Thursday, January 15, 2009

destined for greatness

The paralysis of a small town celebrity. The places we go at work. I'm eating oatmeal and drinking tea out of a Hallmark mug. It's raining outside and the drip has reached a spot in the center of the kitchen. It is here I realize that I think about suicide alot. The idea of finality and self assurance. The idea of time eroding your ideals and paying bills. Catching up, ebb and flow. The past is no longer a promise.

Change requires work, forward momentum. Bring me your emotionally needy, arrogant and fabricators. Those lacking self control, esteem and a PG audience. I need a voice on the other end who knows the situation and the spin. A friend tax in the personality economy. The idea of being a relationship contractor, getting certified, being accountable. Building structure and artifice, facade comes up, alot.

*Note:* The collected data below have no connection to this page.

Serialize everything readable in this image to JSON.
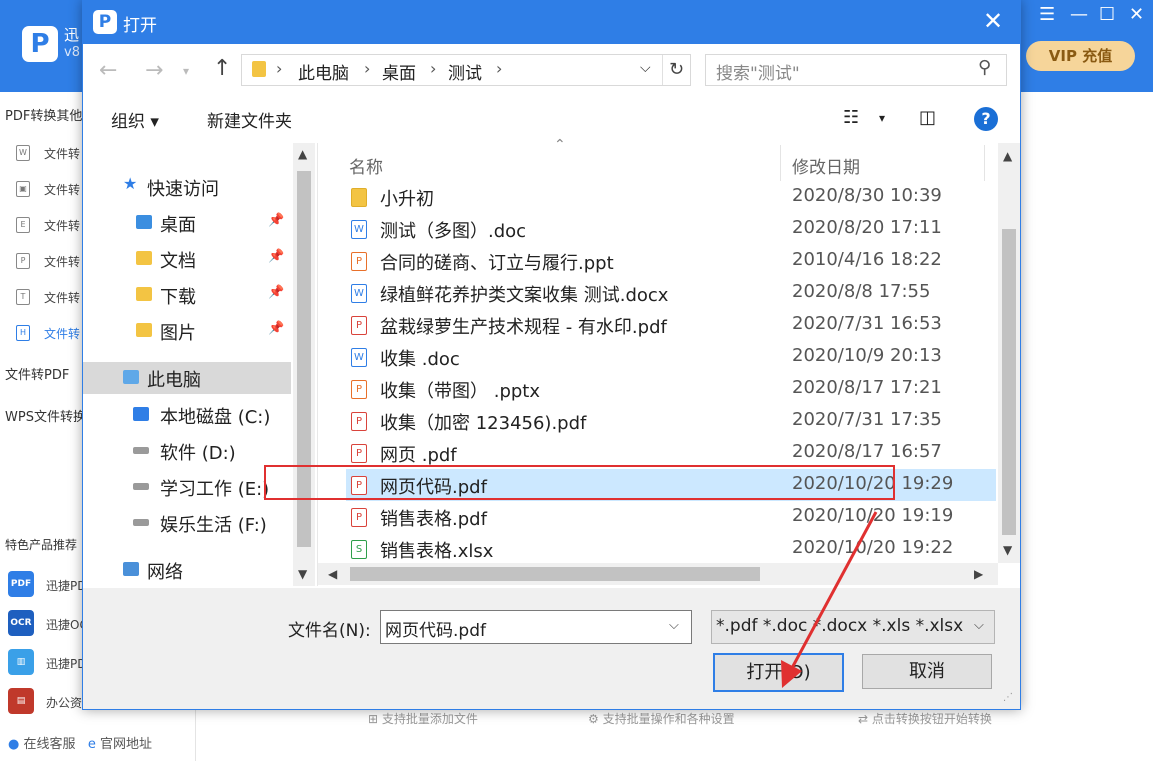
{
  "app": {
    "name_abbrev": "迅",
    "version_abbrev": "v8",
    "vip_label": "VIP 充值",
    "sidebar": {
      "section1": "PDF转换其他",
      "items": [
        "文件转",
        "文件转",
        "文件转",
        "文件转",
        "文件转",
        "文件转"
      ],
      "section2": "文件转PDF",
      "section3": "WPS文件转换",
      "section4": "特色产品推荐",
      "products": [
        "迅捷PDF",
        "迅捷OCR",
        "迅捷PDF",
        "办公资"
      ],
      "bottom_links": [
        "在线客服",
        "官网地址"
      ]
    },
    "hints": [
      "支持批量添加文件",
      "支持批量操作和各种设置",
      "点击转换按钮开始转换"
    ]
  },
  "dialog": {
    "title": "打开",
    "breadcrumb": [
      "此电脑",
      "桌面",
      "测试"
    ],
    "search_placeholder": "搜索\"测试\"",
    "toolbar": {
      "organize": "组织 ▾",
      "new_folder": "新建文件夹"
    },
    "nav": {
      "quick_access": "快速访问",
      "quick_items": [
        "桌面",
        "文档",
        "下载",
        "图片"
      ],
      "this_pc": "此电脑",
      "drives": [
        "本地磁盘 (C:)",
        "软件 (D:)",
        "学习工作 (E:)",
        "娱乐生活 (F:)"
      ],
      "network": "网络"
    },
    "columns": {
      "name": "名称",
      "modified": "修改日期"
    },
    "files": [
      {
        "name": "小升初",
        "date": "2020/8/30 10:39",
        "type": "folder"
      },
      {
        "name": "测试（多图）.doc",
        "date": "2020/8/20 17:11",
        "type": "doc"
      },
      {
        "name": "合同的磋商、订立与履行.ppt",
        "date": "2010/4/16 18:22",
        "type": "ppt"
      },
      {
        "name": "绿植鲜花养护类文案收集  测试.docx",
        "date": "2020/8/8 17:55",
        "type": "doc"
      },
      {
        "name": "盆栽绿萝生产技术规程 - 有水印.pdf",
        "date": "2020/7/31 16:53",
        "type": "pdf"
      },
      {
        "name": "收集 .doc",
        "date": "2020/10/9 20:13",
        "type": "doc"
      },
      {
        "name": "收集（带图） .pptx",
        "date": "2020/8/17 17:21",
        "type": "ppt"
      },
      {
        "name": "收集（加密 123456).pdf",
        "date": "2020/7/31 17:35",
        "type": "pdf"
      },
      {
        "name": "网页 .pdf",
        "date": "2020/8/17 16:57",
        "type": "pdf"
      },
      {
        "name": "网页代码.pdf",
        "date": "2020/10/20 19:29",
        "type": "pdf",
        "selected": true
      },
      {
        "name": "销售表格.pdf",
        "date": "2020/10/20 19:19",
        "type": "pdf"
      },
      {
        "name": "销售表格.xlsx",
        "date": "2020/10/20 19:22",
        "type": "xls"
      }
    ],
    "filename_label": "文件名(N):",
    "filename_value": "网页代码.pdf",
    "filter_value": "*.pdf *.doc *.docx *.xls *.xlsx *",
    "open_label": "打开(O)",
    "cancel_label": "取消"
  },
  "colors": {
    "accent": "#2f7ee6",
    "selection": "#cce8ff",
    "highlight_box": "#e03030"
  }
}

Work induced narcolepsy and contagious apathy. A refuge from created disasters. Social programs, invasive personal questions, verbatim unbiased research. Wish you were here.

The eternal quest for something to talk about, boredom alleviation, ego massage. Reinforcing bad behavior and repeated punchlines. A conquered universe in a disparate world of war and commerce.

So that is what I do at work. I kept thinking about you last night at a movie. The past and change and everything going wrong and how to come back.

1 comment:

Anthony said...

We must be in Life's same hot dog casing, squeezing into and out of the same old mangled guts of the same old mangled guts. I woke up yesterday thinking about the same thing. Laying there in bed with ceiling fan on the lowest setting; mostly for the ambient noise. But you lie and say you're hot. Thinking about how doorways are metaphors for doorways; how the wood grain can be so condescending on the wednesday after a tuesday. It seems so obvious at times. It will end like that. I can't think of a hug that would do for me what the drip did. Pure as a child's heart, you know. It is an eternal quest. An "infinite jest," so he said. And I guess that's always the answer: the un-cola to my single-serving soda suicides. It could always get worse. But then again, it could always get better. Miss you.